After 75 years, Hollywood Park in Inglewood has closed. A new housing a retail development will be built in its place.
December 22, 2013 12:00:00 AM PST
Betfair Hollywood Park closed Sunday.

The $200,000 King Glorious Stakes for 2-year-olds was the track's last race. The 75-year-old racetrack will be turned into a housing and retail development starting next year.

On Sunday, the track came alive with jammed parking lots, lines at the betting windows, and thousands of fans and employees swapping stories about the Track of the Lakes and Flowers.

It seemed an appropriate ending to the story of a racetrack that opened during Hollywood's golden age of filming.
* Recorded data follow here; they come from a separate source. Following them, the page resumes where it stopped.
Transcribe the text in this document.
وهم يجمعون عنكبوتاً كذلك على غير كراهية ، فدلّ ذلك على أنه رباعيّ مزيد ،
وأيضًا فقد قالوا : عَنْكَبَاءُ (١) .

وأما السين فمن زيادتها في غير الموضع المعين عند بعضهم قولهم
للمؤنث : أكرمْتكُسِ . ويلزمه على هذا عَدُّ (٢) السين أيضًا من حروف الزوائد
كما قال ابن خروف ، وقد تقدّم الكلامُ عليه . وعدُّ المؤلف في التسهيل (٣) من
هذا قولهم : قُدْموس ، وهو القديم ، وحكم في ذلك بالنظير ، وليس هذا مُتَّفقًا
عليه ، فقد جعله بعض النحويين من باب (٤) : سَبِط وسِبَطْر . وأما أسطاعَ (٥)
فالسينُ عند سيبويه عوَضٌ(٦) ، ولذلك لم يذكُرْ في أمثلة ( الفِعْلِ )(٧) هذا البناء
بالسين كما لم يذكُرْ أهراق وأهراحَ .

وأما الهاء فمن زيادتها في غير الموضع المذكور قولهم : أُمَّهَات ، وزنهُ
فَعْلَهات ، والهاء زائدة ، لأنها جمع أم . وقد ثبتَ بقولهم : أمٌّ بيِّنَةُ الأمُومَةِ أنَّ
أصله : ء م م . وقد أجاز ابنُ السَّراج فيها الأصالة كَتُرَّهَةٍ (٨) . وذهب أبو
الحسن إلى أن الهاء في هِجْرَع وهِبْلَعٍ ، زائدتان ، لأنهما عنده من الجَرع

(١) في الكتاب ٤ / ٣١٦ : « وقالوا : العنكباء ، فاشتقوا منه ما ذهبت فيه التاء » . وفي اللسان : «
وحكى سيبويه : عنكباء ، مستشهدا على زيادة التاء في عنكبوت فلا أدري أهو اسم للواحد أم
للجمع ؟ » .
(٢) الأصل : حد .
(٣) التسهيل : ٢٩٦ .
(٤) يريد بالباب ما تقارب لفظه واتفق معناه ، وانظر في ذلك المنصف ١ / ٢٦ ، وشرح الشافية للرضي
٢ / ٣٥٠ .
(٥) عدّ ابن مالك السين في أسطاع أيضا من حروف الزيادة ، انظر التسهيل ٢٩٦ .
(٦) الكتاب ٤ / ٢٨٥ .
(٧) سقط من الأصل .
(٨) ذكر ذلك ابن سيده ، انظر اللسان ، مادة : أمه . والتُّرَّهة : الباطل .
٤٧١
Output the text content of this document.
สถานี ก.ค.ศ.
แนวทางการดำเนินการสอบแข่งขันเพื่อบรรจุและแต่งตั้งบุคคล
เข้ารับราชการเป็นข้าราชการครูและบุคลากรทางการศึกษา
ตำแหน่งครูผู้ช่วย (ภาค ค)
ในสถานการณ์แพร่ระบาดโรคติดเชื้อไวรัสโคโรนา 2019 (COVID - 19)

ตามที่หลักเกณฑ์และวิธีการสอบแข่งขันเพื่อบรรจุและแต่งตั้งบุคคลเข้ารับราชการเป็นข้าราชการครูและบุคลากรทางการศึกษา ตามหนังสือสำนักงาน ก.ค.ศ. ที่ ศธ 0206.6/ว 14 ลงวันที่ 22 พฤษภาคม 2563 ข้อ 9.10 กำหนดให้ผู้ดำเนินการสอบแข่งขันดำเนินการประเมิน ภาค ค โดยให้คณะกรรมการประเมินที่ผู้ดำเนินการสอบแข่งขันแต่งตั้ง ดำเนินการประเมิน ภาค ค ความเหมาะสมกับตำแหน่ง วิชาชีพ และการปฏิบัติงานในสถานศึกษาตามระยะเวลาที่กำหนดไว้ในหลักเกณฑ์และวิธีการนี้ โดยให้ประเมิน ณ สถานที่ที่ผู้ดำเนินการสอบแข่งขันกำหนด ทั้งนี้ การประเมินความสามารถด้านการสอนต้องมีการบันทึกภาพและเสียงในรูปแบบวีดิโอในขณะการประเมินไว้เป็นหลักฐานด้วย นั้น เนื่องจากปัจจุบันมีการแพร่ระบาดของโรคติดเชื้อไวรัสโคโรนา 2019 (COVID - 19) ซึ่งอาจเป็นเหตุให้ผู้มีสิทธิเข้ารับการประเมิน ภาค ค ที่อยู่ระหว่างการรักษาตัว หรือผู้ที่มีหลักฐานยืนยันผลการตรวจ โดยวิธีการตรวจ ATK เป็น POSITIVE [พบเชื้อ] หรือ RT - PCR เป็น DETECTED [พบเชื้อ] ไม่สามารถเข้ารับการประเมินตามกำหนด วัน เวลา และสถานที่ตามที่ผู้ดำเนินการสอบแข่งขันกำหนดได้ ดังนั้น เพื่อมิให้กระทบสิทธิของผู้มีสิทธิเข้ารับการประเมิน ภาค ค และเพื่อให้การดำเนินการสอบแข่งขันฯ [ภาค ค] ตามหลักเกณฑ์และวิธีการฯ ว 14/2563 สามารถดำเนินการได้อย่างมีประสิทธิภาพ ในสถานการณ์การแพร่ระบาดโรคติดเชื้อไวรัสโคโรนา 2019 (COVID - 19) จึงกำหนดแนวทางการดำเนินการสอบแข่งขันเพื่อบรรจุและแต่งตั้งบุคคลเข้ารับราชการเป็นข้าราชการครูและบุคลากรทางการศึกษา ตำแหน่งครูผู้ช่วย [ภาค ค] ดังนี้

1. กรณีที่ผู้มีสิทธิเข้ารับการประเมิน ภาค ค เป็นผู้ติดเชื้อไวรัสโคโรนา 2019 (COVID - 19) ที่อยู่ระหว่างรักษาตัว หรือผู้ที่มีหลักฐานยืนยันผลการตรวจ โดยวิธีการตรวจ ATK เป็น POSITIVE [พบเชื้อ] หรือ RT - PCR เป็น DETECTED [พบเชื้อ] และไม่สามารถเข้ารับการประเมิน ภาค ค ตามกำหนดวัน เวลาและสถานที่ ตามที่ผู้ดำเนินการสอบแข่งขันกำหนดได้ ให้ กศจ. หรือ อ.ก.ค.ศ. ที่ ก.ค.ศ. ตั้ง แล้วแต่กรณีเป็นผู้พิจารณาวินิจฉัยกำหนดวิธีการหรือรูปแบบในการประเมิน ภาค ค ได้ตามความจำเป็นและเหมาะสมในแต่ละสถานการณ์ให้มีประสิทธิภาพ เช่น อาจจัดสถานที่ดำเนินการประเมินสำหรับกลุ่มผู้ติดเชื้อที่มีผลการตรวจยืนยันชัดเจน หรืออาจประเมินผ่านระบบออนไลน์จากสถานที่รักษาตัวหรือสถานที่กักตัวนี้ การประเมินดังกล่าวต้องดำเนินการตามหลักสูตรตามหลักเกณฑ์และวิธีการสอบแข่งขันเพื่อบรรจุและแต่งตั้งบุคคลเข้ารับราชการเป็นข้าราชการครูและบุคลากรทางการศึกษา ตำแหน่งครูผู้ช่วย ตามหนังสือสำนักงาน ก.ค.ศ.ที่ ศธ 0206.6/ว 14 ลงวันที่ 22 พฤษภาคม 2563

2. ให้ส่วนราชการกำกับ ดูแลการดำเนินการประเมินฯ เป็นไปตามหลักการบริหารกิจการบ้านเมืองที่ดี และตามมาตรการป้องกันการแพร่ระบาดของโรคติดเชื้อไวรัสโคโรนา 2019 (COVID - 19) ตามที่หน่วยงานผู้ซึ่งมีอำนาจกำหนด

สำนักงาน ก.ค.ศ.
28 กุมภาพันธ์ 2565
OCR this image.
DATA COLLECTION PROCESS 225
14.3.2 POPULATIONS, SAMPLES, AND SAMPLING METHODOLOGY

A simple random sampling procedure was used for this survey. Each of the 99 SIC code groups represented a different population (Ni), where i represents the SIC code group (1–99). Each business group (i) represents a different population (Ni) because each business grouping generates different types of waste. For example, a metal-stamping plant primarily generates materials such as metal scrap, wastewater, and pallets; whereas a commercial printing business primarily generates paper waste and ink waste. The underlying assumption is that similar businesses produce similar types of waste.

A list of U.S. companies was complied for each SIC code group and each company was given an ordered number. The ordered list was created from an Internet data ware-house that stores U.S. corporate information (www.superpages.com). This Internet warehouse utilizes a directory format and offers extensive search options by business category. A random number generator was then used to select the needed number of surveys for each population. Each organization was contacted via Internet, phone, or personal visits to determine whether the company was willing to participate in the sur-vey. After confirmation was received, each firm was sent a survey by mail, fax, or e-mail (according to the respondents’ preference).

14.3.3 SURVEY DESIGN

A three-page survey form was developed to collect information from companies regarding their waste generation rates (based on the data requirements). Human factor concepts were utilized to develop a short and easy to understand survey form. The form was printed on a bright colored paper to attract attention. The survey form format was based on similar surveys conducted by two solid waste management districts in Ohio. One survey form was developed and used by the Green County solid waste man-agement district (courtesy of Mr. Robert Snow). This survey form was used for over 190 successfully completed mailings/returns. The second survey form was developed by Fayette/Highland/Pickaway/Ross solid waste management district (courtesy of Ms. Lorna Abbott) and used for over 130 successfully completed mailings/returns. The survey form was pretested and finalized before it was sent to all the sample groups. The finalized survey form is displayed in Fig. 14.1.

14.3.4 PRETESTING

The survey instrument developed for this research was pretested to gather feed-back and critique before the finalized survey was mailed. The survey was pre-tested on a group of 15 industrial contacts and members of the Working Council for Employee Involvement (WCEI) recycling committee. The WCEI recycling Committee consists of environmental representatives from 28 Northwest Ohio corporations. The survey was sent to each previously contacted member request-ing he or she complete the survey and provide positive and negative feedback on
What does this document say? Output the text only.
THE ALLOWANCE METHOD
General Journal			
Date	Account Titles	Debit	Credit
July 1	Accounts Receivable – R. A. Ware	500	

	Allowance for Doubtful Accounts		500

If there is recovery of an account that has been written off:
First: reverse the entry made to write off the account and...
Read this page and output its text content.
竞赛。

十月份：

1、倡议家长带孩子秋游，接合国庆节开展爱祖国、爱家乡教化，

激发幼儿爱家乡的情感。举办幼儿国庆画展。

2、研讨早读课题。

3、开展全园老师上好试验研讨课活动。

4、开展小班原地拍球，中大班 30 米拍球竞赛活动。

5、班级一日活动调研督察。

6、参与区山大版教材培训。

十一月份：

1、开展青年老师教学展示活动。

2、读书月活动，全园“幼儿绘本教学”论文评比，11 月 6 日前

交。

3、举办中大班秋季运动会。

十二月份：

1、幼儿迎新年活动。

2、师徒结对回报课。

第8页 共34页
But it was also a tough day for racing fans who questioned and blamed the cities of Inglewood and Los Angeles and the state of California for the track's closure.

"I've been coming here since my dad was here, and that was over 30 years - I was a little boy," said Earl Seale of Compton. "I'm gonna miss this track, it's a nice place."

"It's like having a relative die that you've known was gonna die for six month so it's like you've lived through the initial grief," said Lou Race of Westchester. "It's sad but it's inevitable."

Hollywood Park opened in 1938, under the direction of movie moguls Jack and Harry Warner. The 260-acre track hosted Seabiscuit and the first Breeders' Cup in 1984. It also featured thoroughbred stars such as Triple Crown winners Citation, Seattle Slew and Affirmed, and superstar mare Zenyatta.

Elizabeth Taylor, Dick Van Patten, Jimmy Stewart, Bing Crosby and Cary Grant were among the track's celebrity visitors.

Hollywood Park is the second major California racetrack to close in five years. Bay Meadows near San Francisco closed in 2008 after 74 years to make way for a similar development.

Some of horseracing's fixtures began at Hollywood Park and spread throughout the industry, including Sunday racing, which debuted in 1973, and fan giveaways.

The track's future had been in question since Churchill Downs sold it to Hollywood Park Land Co. in 2005.

At the time, the new owner said racing would continue for a minimum of three years while an effort was made to revitalize the sport's business model.

In recent years, attendance at the 260-acre track had declined sharply due to online betting. The aging facility had struggled financially. Betfair Hollywood Park officials say the land on which it sits on is too valuable to sustain the racing operations. Statewide initiatives to install slot machines at the track also failed.

"If all the people who showed up today because it's closing day, if all of them had been here last week or the week before, it wouldn't be closing," said Judy Race of Westchester.

The track's 260-acre footprint will be turned into 3,000 housing units, including single-family townhomes and condos; 25 acres of parkland, including a 10-acre central park; and a retail and entertainment district, anchored by a movie theatre, office space and a 300-room hotel.

The Associated Press contributed to this report.